The first canopy beds were suspended from the ceiling, with the canopy and drapes covering and surrounding a bed for privacy and warmth. In the 15th century, four-post beds were coveted and the curtains, sometimes embroidered of fine heavy cloths, were very expensive. We know they were valuable because wealthy landowners often included these beds in their wills.
Since roofs were thatched in these days, it is assumed that canopy beds served an additional purpose which was to protect the sleeper from droppings from the ceilings, ranging from water to pest excrement. It was a useful invention, no doubt, and nowadays we can enjoy canopy beds for the aesthetic, and thankfully not the practical use.
Trepanning: The Medieval Lobotomy
Trepanning is a barbaric form of medical treatment from the Middle Ages. Intended to cure mental illness, migraines, epilepsy, and other brain ailments, some patients survived the so-called cure. The procedure entailed drilling into the side of the patient’s skull, without anesthesia, to expose the outer membrane of the brain.
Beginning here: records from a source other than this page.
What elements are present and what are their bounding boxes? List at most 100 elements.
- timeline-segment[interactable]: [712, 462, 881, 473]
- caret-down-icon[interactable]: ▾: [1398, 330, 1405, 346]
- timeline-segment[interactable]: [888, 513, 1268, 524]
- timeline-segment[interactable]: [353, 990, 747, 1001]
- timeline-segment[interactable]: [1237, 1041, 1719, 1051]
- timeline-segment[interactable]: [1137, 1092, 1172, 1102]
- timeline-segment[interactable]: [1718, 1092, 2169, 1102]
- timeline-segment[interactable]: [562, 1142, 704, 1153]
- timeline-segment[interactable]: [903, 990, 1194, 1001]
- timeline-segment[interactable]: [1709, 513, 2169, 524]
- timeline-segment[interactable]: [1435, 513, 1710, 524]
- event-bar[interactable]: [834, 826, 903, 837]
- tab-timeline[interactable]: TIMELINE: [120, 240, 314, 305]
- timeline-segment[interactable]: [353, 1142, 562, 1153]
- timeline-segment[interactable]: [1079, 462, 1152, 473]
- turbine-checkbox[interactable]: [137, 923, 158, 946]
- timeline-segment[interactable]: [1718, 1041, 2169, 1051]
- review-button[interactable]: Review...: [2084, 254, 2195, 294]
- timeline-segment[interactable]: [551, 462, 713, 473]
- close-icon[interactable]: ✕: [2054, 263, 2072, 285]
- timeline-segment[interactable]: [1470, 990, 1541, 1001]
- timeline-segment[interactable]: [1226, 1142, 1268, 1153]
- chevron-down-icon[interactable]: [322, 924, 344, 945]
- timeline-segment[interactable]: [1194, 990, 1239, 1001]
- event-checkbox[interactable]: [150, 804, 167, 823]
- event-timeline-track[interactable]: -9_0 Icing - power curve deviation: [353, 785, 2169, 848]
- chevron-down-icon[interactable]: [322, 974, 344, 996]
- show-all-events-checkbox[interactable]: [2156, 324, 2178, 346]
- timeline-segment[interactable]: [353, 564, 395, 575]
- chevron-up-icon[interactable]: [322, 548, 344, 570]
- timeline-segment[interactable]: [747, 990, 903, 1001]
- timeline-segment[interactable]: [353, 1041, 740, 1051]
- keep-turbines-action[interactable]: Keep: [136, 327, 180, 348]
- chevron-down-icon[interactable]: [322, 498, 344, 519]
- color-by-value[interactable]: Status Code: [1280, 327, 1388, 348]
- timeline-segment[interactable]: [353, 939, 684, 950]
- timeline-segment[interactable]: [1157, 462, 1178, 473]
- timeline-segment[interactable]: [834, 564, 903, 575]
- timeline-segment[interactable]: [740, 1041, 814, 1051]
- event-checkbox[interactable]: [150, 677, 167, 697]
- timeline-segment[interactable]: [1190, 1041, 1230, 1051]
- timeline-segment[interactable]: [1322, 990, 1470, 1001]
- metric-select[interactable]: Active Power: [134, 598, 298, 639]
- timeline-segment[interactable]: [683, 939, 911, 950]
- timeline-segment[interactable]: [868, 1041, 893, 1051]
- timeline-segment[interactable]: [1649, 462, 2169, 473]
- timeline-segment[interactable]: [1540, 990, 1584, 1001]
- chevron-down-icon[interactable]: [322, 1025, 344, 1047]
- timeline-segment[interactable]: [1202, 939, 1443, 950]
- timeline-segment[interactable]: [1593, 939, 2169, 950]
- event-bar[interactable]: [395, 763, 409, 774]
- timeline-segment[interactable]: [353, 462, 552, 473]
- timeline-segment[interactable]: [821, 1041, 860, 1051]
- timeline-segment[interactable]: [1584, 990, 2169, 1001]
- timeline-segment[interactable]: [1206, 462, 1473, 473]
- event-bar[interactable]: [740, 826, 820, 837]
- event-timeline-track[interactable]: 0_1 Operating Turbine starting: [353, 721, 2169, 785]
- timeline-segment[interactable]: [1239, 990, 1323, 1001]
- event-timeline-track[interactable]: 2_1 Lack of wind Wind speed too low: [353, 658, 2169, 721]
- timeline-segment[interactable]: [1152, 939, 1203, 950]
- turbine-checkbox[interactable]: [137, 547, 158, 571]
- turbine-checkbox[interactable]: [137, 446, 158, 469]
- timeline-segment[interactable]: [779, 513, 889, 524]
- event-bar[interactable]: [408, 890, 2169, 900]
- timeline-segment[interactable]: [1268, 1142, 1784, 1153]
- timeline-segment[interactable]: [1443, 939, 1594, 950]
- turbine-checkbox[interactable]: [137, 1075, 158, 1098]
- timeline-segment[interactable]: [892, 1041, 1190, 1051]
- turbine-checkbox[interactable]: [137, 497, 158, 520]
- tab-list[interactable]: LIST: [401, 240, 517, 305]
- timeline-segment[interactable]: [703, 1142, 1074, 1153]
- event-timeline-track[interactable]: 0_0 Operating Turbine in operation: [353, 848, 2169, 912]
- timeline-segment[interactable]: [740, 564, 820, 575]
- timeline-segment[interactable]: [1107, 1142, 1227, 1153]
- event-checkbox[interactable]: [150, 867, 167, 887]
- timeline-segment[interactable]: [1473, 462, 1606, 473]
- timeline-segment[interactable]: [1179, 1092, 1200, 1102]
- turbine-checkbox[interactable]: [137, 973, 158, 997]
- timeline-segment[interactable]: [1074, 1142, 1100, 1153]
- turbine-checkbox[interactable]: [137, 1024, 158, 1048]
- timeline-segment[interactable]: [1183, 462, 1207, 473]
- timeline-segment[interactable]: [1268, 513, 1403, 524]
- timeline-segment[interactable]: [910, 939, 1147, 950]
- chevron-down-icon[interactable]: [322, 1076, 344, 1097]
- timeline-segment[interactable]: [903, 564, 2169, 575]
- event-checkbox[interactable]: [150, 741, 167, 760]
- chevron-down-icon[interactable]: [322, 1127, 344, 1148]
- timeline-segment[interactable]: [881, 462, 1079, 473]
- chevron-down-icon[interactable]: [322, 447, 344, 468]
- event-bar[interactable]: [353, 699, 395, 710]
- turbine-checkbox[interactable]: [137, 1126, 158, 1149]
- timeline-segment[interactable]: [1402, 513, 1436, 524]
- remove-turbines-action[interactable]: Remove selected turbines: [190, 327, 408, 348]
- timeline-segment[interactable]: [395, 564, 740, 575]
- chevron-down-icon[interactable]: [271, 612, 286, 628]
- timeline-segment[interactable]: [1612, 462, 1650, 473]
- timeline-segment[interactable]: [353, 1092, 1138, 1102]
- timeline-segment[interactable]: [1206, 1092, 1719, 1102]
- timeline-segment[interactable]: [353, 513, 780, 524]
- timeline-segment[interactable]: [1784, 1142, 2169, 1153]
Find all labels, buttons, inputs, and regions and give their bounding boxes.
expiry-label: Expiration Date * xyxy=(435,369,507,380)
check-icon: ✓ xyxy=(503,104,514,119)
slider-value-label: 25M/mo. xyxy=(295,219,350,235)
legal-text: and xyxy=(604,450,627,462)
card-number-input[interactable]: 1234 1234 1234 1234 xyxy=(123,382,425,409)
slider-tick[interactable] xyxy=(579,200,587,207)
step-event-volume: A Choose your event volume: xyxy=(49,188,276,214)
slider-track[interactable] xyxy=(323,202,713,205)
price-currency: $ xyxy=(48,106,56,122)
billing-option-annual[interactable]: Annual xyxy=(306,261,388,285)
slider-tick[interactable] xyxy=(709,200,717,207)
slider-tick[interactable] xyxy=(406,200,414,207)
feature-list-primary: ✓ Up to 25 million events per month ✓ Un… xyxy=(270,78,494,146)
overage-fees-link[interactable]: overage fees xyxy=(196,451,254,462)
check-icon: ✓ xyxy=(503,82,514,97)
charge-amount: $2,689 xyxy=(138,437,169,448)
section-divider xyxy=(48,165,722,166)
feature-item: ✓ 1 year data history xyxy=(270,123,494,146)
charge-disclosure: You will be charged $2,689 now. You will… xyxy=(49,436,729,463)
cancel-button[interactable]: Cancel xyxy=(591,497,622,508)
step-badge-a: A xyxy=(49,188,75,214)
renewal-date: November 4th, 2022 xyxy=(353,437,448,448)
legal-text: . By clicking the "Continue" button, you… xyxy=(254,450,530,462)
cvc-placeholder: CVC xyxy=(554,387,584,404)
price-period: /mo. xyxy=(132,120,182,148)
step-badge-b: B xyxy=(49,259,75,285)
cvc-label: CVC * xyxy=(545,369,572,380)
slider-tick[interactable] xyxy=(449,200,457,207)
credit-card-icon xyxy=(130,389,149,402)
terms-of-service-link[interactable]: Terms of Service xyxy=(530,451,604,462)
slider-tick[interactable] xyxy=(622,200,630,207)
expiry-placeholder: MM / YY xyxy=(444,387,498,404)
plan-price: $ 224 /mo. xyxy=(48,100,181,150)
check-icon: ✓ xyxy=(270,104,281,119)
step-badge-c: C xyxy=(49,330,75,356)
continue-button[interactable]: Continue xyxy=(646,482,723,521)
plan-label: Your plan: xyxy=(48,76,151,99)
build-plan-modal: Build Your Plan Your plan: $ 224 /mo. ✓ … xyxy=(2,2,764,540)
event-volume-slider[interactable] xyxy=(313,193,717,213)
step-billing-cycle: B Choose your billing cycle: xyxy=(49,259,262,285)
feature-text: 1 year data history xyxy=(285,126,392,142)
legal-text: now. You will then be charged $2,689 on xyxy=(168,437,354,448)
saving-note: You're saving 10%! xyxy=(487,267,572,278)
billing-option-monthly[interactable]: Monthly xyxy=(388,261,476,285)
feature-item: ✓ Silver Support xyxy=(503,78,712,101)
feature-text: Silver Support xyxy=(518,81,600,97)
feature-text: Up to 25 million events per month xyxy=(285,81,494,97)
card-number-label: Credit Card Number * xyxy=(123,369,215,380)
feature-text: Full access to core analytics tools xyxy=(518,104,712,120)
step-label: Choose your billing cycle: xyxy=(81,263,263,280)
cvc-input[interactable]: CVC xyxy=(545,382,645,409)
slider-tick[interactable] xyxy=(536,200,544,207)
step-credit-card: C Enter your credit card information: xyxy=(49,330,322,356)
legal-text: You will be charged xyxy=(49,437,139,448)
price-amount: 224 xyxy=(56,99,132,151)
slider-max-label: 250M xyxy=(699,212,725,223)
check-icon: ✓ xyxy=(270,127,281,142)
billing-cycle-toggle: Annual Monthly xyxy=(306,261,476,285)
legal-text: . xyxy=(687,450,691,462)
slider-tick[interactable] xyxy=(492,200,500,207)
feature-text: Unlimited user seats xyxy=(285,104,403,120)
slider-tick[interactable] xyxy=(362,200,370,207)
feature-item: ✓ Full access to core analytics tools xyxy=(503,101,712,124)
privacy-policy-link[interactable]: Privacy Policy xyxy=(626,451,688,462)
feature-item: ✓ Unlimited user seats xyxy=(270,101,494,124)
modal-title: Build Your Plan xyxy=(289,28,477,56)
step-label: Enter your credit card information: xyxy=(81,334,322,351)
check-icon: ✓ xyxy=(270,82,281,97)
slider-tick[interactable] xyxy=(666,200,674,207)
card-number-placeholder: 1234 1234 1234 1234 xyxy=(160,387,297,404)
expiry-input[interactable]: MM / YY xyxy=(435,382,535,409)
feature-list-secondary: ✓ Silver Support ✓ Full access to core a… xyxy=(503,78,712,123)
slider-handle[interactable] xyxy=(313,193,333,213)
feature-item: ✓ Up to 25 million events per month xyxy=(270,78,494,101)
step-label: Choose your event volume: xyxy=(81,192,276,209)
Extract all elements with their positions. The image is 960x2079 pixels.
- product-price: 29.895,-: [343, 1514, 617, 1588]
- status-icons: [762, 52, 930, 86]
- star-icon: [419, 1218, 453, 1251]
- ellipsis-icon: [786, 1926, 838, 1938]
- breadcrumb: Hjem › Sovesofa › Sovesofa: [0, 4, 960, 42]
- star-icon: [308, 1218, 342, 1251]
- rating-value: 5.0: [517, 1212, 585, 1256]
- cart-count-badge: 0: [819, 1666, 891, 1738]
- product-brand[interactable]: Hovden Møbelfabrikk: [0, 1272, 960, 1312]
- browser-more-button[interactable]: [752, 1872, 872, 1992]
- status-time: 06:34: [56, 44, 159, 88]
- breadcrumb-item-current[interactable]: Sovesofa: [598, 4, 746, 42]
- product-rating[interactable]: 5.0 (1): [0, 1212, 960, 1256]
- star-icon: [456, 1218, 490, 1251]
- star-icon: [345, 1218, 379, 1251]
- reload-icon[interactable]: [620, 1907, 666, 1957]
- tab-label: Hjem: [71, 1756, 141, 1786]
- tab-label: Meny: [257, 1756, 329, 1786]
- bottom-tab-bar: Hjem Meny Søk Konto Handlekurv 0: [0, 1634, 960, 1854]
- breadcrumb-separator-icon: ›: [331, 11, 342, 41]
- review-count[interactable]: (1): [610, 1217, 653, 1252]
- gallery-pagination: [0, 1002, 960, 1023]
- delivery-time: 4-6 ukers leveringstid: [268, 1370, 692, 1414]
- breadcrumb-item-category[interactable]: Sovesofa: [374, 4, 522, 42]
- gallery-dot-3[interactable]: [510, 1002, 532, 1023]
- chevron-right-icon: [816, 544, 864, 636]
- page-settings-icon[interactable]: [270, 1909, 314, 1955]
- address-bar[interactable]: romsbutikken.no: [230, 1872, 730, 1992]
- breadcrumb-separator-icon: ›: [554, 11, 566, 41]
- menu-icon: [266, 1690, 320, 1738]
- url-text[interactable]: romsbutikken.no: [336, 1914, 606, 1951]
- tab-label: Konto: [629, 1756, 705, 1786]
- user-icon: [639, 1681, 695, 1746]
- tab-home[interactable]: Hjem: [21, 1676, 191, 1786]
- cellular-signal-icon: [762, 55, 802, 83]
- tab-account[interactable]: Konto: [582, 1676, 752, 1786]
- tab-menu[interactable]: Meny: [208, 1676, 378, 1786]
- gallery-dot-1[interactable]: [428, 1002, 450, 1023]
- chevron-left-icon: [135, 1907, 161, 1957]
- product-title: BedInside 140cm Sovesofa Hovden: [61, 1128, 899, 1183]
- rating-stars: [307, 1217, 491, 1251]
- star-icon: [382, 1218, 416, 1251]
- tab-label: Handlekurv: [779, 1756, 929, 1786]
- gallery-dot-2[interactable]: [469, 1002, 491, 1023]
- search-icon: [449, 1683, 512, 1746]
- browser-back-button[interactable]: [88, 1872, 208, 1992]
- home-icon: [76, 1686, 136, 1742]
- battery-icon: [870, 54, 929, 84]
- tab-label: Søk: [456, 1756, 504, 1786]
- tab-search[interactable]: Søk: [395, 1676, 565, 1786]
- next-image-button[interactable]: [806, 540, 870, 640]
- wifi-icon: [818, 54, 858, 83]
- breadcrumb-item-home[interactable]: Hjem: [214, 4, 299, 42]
As the oldest form of surgery known, predating the Medievalists by thousands of years, it was thought to relieve pressure in the brain so that “the humors and air may go out and evaporate.” Yeah. We guess, when you're working with next to no concrete knowledge of how the human body works, this wasn't such a leap.
His Royal Throne
The king’s padded potty was tended by a loyal servant. Known as “The Groom of the King’s Stool,” the coveted position required moving the throne from place to place so it could be at the king’s constant disposal. Duties also included wiping the royal bum whenever the king relieved himself. Towels, water, and a washbowl were at hand.
The keeper of the Stool was one of the king’s closest confidants, highly compensated, and usually a son of noblemen. His duties often led to higher positions. The bedazzled porta-potty was invented for King Henry VIII and wasn’t abolished until 1901 by King Edward VII.
Lice Thrived in the Dark Ages
Lice were so prevalent and so ubiquitous in Medieval times that people could not escape it. What they called “worms with feet” were a part of life, so much so that medical experts believed lice and other parasites were produced by the body at certain times. Lice were everywhere, not just in hair. Some swarmed around eyes.
Far from lice only afflicting the peasantry, Pope Clement V was reported to have a cavity in his tooth where a louse tossed about. King Henry IV’s head was found squirming with lice by Adam of Usk who crowned him in 1399.
The Black Death was the King Kong of Plagues
The medieval period was racked with epidemics, plagues, and disease, but none were as merciless as the Bubonic Plague, or what we know as the Black Death. Between 1328 and 1351, it tracked trading routes, wiping out a full 50 percent of Europe’s population, killing 200 million people. That is equivalent to the entire U.S. population in 1967. Life expectancy plummeted to age 17.
The pandemic brought symptoms that included high fever, delirium, vomiting, bleeding in the lungs, and, most notably, painful swelling in the lymph nodes. The painful swollen boils in the neck turned red and eventually black—large black boils oozing with pus and blood—hence the name. It was transmitted by fleas on vermin to humans.